La forteresse triangulaire de Horogoru se dresse sur son socle de basalte depuis l’époque de Goguryeo. Les murailles conservées jusqu’à ce jour s’étendent sur 400 mètres. De la deuxième moitié du VIe siècle au VIIIe, l’Imjin voisin constitua, sur cette partie de son cours, une frontière naturelle entre les États de Goguryeo et de Silla qui s’y livrèrent souvent bataille, comme allaient le faire plus tard le Silla et la Chine des Tang.

Le gué de l’Imjin se dissimule derrière un bosquet d’arbres, sur la gauche du Pavillon de Hwaseok. Il assurait la continuité de l’Uijuro en permettant de franchir l’Imjin pour gagner Dongpa grâce au lit étroit et peu profond que possède le fleuve à cet endroit. Ce moyen de communication naturel représentait évidemment un point stratégique pour la défense de la capitale, outre qu’il se trouvait sur le parcours obligé des émissaires et des fonctionnaires de l’État. Commerçants et voyageurs ordinaires devaient remonter plus au nord et traverser l’Imjin au niveau de Gorangpo, port le plus septentrional du fleuve et important marché où se vendaient les produits de la pêche de la côte ouest et des récoltes de l’arrière-pays. Il était baigné par un cours d’eau large et peu profond où l’on pouvait passer sans perdre pied après avoir retroussé ses pantalons.

L’envahisseur japonais l’avait emprunté à la fin du XVIe siècle, tout comme allaient le faire les chars de combat nord-coréens pendant la Guerre de Corée. Non loin de là, se trouvaient une ancienne forteresse du royaume de Goguryeo nommée Horogoru et la tombe de Gyeongsun, qui fut le dernier souverain du royaume de Silla, de tels vestiges attestant de la forte fréquentation de cette route dès la période des Trois Royaumes (57 av. J.C.-676).

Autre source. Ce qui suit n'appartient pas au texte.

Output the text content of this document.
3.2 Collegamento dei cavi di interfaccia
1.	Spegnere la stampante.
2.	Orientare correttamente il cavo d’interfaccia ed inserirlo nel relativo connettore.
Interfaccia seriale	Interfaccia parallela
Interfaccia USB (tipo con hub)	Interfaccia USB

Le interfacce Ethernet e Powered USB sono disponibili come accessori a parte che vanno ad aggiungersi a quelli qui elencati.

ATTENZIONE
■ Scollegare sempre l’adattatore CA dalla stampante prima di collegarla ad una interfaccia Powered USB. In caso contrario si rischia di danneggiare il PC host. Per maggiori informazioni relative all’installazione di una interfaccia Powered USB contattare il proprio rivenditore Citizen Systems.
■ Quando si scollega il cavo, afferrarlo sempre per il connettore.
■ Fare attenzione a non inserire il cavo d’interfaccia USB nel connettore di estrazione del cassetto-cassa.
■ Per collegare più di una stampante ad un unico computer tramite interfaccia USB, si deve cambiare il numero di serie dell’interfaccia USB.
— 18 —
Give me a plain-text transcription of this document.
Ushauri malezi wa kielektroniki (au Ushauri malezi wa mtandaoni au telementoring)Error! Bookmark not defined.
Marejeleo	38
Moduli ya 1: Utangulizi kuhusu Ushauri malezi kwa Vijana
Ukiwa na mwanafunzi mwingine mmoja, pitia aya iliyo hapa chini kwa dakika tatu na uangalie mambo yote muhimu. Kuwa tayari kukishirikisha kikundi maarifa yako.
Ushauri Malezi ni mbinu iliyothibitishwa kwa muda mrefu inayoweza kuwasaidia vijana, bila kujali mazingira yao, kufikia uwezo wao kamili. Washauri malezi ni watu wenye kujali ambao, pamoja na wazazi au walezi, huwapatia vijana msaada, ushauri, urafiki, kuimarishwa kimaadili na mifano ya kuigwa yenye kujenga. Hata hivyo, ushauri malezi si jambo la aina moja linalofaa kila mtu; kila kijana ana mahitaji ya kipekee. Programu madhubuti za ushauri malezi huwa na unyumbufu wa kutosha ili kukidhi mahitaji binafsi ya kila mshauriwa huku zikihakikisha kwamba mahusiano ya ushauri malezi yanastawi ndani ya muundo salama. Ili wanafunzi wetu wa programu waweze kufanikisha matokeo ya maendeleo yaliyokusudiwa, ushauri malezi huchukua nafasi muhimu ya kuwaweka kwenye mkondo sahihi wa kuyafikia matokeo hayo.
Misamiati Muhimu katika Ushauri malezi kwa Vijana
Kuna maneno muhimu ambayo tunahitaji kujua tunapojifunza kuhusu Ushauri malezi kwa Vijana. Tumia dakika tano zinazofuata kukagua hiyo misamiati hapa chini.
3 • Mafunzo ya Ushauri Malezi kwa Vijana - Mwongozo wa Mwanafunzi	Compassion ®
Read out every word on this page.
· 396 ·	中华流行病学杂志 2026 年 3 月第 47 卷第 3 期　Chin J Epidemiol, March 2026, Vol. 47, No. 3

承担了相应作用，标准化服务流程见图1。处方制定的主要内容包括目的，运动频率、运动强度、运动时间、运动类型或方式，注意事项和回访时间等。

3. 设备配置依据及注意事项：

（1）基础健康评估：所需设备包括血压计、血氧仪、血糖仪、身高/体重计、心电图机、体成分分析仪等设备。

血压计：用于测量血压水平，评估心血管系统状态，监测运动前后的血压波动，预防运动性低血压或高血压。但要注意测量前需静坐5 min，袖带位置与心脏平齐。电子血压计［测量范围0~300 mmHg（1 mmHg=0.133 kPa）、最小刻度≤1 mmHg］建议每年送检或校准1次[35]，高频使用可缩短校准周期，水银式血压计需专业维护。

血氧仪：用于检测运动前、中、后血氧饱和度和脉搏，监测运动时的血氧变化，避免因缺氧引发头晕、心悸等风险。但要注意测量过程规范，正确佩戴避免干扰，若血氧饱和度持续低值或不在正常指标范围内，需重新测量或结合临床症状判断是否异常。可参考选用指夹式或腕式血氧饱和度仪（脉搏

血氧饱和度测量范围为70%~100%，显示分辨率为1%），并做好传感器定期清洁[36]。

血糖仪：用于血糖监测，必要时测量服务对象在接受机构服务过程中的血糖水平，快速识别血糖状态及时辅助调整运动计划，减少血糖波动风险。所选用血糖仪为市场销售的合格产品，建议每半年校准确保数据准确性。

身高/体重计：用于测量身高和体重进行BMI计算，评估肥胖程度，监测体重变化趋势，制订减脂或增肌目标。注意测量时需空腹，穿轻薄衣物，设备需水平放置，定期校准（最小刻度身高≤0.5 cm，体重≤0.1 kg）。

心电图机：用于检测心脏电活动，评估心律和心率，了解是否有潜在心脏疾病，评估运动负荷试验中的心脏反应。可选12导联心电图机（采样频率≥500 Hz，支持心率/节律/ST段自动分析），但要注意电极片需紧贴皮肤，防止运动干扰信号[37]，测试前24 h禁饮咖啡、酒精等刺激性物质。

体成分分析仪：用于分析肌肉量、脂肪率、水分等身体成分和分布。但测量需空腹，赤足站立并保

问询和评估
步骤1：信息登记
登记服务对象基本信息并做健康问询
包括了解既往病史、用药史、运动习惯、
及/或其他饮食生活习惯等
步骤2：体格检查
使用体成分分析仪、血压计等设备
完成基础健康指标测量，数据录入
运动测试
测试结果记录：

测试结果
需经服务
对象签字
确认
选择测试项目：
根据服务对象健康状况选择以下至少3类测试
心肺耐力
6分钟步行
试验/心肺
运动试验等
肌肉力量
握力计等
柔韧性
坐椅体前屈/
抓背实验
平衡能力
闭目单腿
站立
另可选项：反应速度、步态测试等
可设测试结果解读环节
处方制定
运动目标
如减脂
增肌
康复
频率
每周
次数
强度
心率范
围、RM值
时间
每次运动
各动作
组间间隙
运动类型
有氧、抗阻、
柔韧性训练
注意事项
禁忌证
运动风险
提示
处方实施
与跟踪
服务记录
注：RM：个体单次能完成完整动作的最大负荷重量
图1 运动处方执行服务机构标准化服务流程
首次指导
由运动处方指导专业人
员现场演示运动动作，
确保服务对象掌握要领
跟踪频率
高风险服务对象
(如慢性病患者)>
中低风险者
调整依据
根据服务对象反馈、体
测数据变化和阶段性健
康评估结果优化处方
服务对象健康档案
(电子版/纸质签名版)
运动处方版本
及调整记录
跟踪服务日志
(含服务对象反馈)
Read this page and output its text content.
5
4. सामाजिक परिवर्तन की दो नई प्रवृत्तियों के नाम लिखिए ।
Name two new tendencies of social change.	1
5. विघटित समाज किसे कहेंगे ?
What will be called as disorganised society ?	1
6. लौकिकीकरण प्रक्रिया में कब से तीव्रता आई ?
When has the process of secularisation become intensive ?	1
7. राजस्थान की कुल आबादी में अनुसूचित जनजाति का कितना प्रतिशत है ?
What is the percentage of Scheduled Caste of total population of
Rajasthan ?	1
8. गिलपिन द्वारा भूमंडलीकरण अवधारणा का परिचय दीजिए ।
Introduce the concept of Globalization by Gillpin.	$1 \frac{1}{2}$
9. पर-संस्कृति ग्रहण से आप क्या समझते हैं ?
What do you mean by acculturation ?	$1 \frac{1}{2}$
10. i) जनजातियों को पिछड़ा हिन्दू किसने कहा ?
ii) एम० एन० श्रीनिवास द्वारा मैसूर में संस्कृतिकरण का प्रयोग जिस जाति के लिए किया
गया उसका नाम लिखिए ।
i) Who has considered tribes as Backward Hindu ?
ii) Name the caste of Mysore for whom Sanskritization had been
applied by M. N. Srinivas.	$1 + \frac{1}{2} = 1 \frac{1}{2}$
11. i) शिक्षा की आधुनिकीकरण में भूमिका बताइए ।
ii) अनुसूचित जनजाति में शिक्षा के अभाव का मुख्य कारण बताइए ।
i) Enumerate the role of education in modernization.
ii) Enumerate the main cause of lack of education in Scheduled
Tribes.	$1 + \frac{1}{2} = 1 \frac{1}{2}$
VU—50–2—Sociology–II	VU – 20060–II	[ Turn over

Si ces lieux sont aujourd’hui réservés à un usage militaire, des bateaux à voile à l’ancienne transportent encore les touristes montés à l’embarcadère de Dujiri, qui se situe en amont, jusqu’aux environs de Gorangpo, et, à certaines époques de l’année, des circuits de découverte écologique tirent désormais parti du gué de l’Imjin. Par-delà la ligne de démarcation, la ville nord-coréenne de Kaesong n’est distante de ce point que de 40 li, soit 15 km.

Port fluvial le plus septentrional de l’Imjin, Gorangpo se situe au carrefour du commerce entre le littoral ouest et l’arrière-pays, qui échangent produits agricoles et de la pêche. En amont de ce point, la faible profondeur du fleuve permet de le traverser à gué, ce qui lui confère une importance stratégique sur le plan militaire.

Le rêve continue au quatrième et dernier jour

De nuit, lorsque je me plonge dans la lecture des récits que firent nos ancêtres de leurs missions d’émissaires en Chine, je fais à chaque fois des rêves agités où je me perds, abandonnant mon bagage dans la boue et incapable de m’orienter. Au petit matin, le vers que j’ai composé pendant cette nuit blanche dissipera ses tourments.

« Aucune société n’est parfaite. Toutes comportent par nature une impureté incompatible avec les normes qu’elles proclament, et qui se traduit concrètement par une certaine dose d’injustice, d’insensibilité, de cruauté ». — Extrait de Tristes Tropiques de Claude Lévi-Strauss.